Man, what a statement on intelligence! It doesn't really matter who owns what; all that matters is their vision. Very cool, I'm stealing this idea.

I must tell you, I have shared this essay with a wide group of people. I live in DC, and know many government professionals. They think that we're hyperventilating here, that giant policy shifts are simply the way dinosaurs behave, and that business is just another group of dinosaurs. Business people however, think I'm not angry enough, as they know how weird things have gotten.

I now know two things: 1. We will need increasingly more sophisticated political analysis. 2. The old left-right, capitalist-communist terms will have very little significance.
Comment by Arik Johnson on June 10, 2009 at 6:48am
Almost forgot - for a view of one future scenario, check out your next car - the 2012 Pelosi GTxi SS/RT Sport Edition
Comment by Arik Johnson on June 10, 2009 at 6:45am
Fantastic critique of the Sovietization of American industrial policy Eric - I couldn't agree more!

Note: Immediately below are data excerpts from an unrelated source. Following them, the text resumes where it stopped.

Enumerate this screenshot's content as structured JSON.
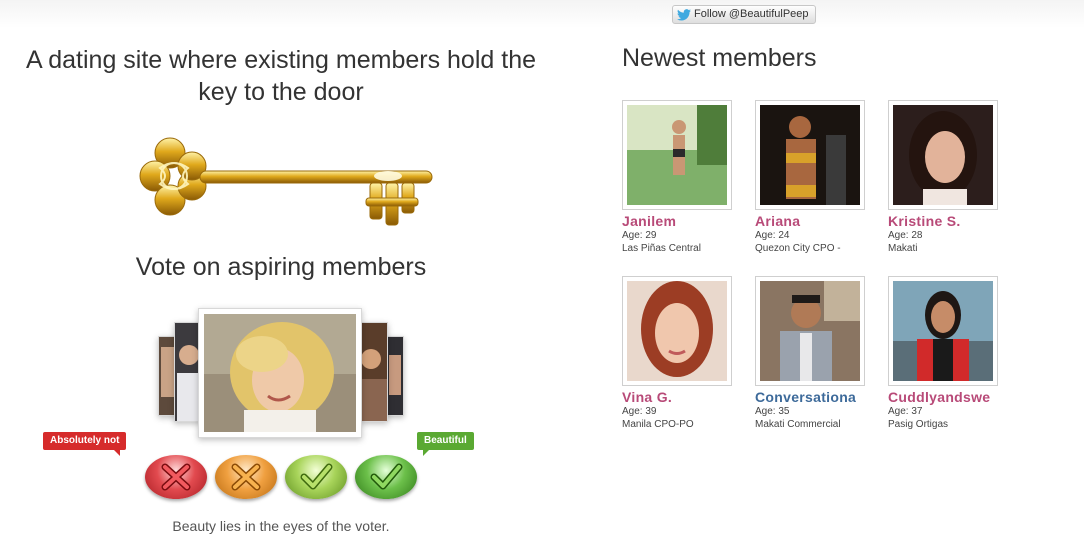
{
  "twitter": {
    "label": "Follow @BeautifulPeep",
    "icon": "twitter-bird-icon"
  },
  "hero": {
    "headline": "A dating site where existing members hold the key to the door",
    "key_image": "golden-key-icon"
  },
  "vote": {
    "title": "Vote on aspiring members",
    "tag_negative": "Absolutely not",
    "tag_positive": "Beautiful",
    "buttons": [
      {
        "name": "vote-absolutely-not-button",
        "icon": "x-icon",
        "color": "#d9373c"
      },
      {
        "name": "vote-no-button",
        "icon": "x-icon",
        "color": "#e8862b"
      },
      {
        "name": "vote-yes-button",
        "icon": "check-icon",
        "color": "#8cbf3a"
      },
      {
        "name": "vote-beautiful-button",
        "icon": "check-icon",
        "color": "#4fa936"
      }
    ],
    "caption": "Beauty lies in the eyes of the voter."
  },
  "newest": {
    "title": "Newest members",
    "members": [
      {
        "name": "Janilem",
        "age": "Age: 29",
        "location": "Las Piñas Central"
      },
      {
        "name": "Ariana",
        "age": "Age: 24",
        "location": "Quezon City CPO -"
      },
      {
        "name": "Kristine S.",
        "age": "Age: 28",
        "location": "Makati"
      },
      {
        "name": "Vina G.",
        "age": "Age: 39",
        "location": "Manila CPO-PO"
      },
      {
        "name": "Conversationa",
        "age": "Age: 35",
        "location": "Makati Commercial"
      },
      {
        "name": "Cuddlyandswe",
        "age": "Age: 37",
        "location": "Pasig Ortigas"
      }
    ]
  },
  "colors": {
    "name_pink": "#b84a78",
    "name_blue": "#3d6a9a",
    "tag_red": "#d62b2b",
    "tag_green": "#5aa932"
  }
}
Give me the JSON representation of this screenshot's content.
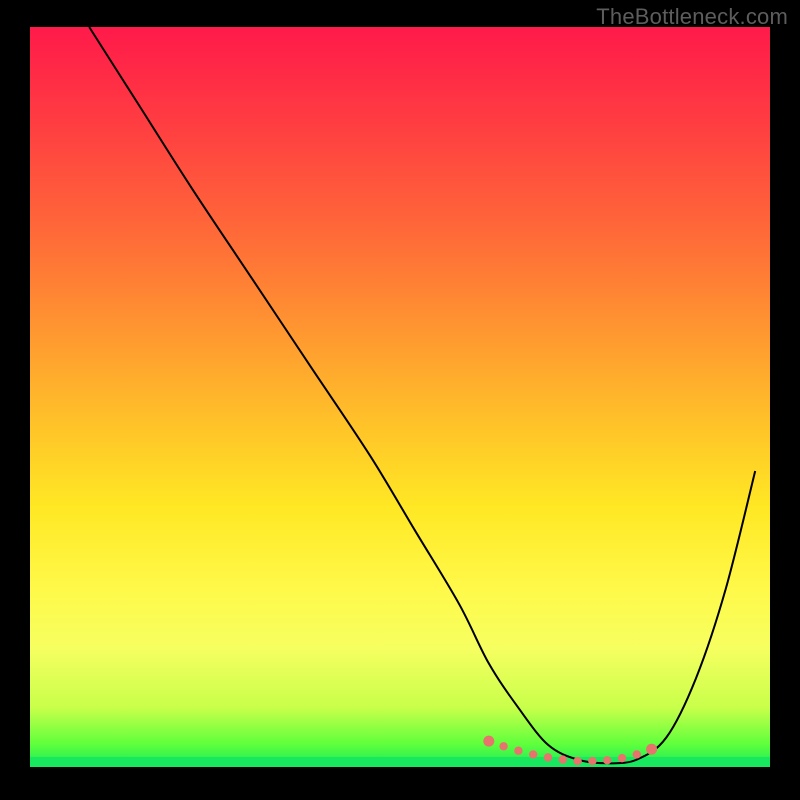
{
  "watermark": "TheBottleneck.com",
  "chart_data": {
    "type": "line",
    "title": "",
    "xlabel": "",
    "ylabel": "",
    "xlim": [
      0,
      100
    ],
    "ylim": [
      0,
      100
    ],
    "series": [
      {
        "name": "bottleneck-curve",
        "x": [
          8,
          15,
          22,
          30,
          38,
          46,
          52,
          58,
          62,
          66,
          70,
          74,
          78,
          82,
          86,
          90,
          94,
          98
        ],
        "y": [
          100,
          89,
          78,
          66,
          54,
          42,
          32,
          22,
          14,
          8,
          3,
          1,
          0.5,
          1,
          4,
          12,
          24,
          40
        ]
      }
    ],
    "highlight_points": {
      "name": "minimum-region",
      "x": [
        62,
        64,
        66,
        68,
        70,
        72,
        74,
        76,
        78,
        80,
        82,
        84
      ],
      "y": [
        3.5,
        2.8,
        2.2,
        1.7,
        1.3,
        1.0,
        0.8,
        0.8,
        0.9,
        1.2,
        1.7,
        2.4
      ]
    },
    "colors": {
      "gradient_top": "#ff1a4a",
      "gradient_bottom": "#17e85e",
      "curve": "#000000",
      "dots": "#e6746d"
    }
  }
}
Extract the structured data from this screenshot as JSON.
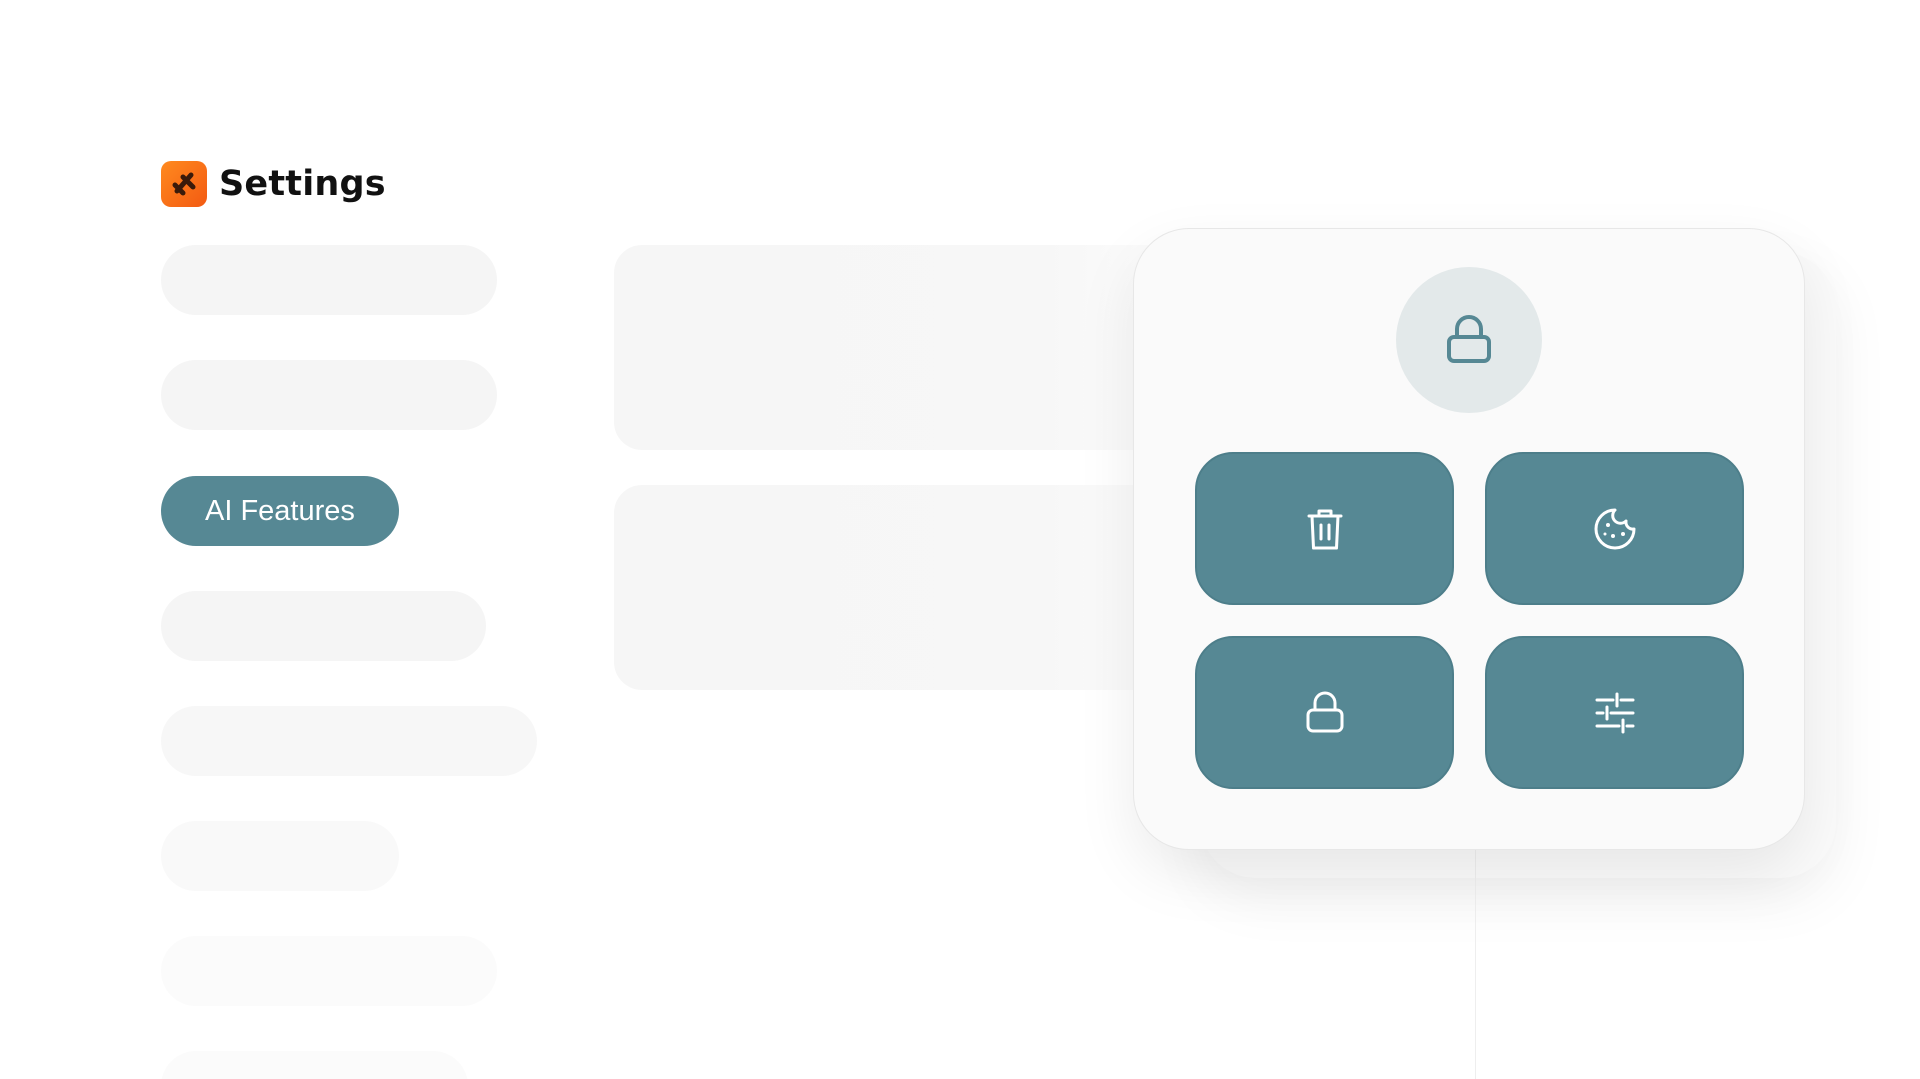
{
  "header": {
    "title": "Settings",
    "logo_icon": "app-logo-icon"
  },
  "sidebar": {
    "active_label": "AI Features",
    "active_color": "#568894"
  },
  "card": {
    "header_icon": "lock-icon",
    "tiles": [
      {
        "icon": "trash-icon"
      },
      {
        "icon": "cookie-icon"
      },
      {
        "icon": "lock-icon"
      },
      {
        "icon": "sliders-icon"
      }
    ],
    "tile_color": "#568894",
    "circle_color": "#e3e9ea"
  },
  "colors": {
    "brand_orange": "#f35a12",
    "accent_teal": "#568894"
  }
}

I read somewhere that whatever new crossover model GM or Chrysler introduces next should be called the "Bailout" but I'm starting to like the word "Soviet" better.

All joking aside, the compulsion to reorganize under bankruptcy any particular company rather than let the effects of the market dictate winners and losers will eventually come home to roost as the Darwinian effects of competition cull out those who have been unfairly subsidized.

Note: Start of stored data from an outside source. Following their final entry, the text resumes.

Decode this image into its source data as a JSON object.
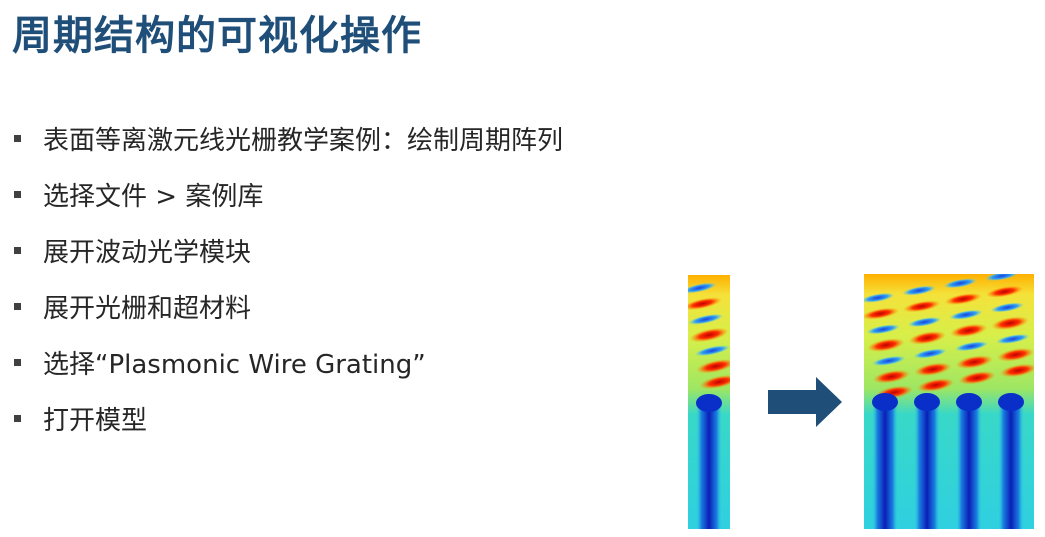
{
  "slide": {
    "title": "周期结构的可视化操作",
    "bullets": [
      "表面等离激元线光栅教学案例：绘制周期阵列",
      "选择文件 > 案例库",
      "展开波动光学模块",
      "展开光栅和超材料",
      "选择“Plasmonic Wire Grating”",
      "打开模型"
    ]
  },
  "colors": {
    "title": "#1f4e79",
    "text": "#262626",
    "bullet_marker": "#404040",
    "arrow": "#1f4e79"
  },
  "figures": {
    "single_period": "field-plot-single-unit-cell",
    "periodic_array": "field-plot-periodic-array",
    "arrow": "right-arrow-icon"
  }
}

The company I feel worst for now is Ford; they ran the race as routed, "fought the good fight" so to speak and are now about to be punished by having their own government decide to support one or another competitor over them. I own a Ford (and a Chevy for that matter, but have been a big Toyota fan as well) and intend to buy another for precisely this reason. The asymmetry of their management competence vis-a-vis GM and Chrysler dictates that those two domestic competitors will never have to come to terms with reality and will, eventually, fail.

To extend your psychedelia analogy, this is about to become a seriously bad trip.
Comment by Alan S. Michaels on June 9, 2009 at 11:56pm
Great article Eric.

Closely related to your comment/question, "How many freaking companies do I own as a taxpayer now?" is, How many [freaking] lines of business does USA Inc compete in? At, we count 175 and growing.

I agree with your comment that who you know in government may be more important than traditional CI information.

What I find most unfortunate is that there is so little discussion anywhere about how competitors are impacted when the government helps certain companies. Many people, for example, look back to the 80's when the government helped Chrysler survive through special loans. It was judged a success simply because the loan was paid back. But would not GM, Ford and possibly a new entrant been better off if Chrysler was not helped by the government? The same is true for every industry in which USA Inc now competes.

When USA Inc runs AIG, GM, Freddie Mac, Amtrak, a good chunk of Citi, soon healthcare related firms, pulls down every industry it competes in because "excess capacity" is never corrected through supply and demand - and business process transformation becomes politically unnecessary.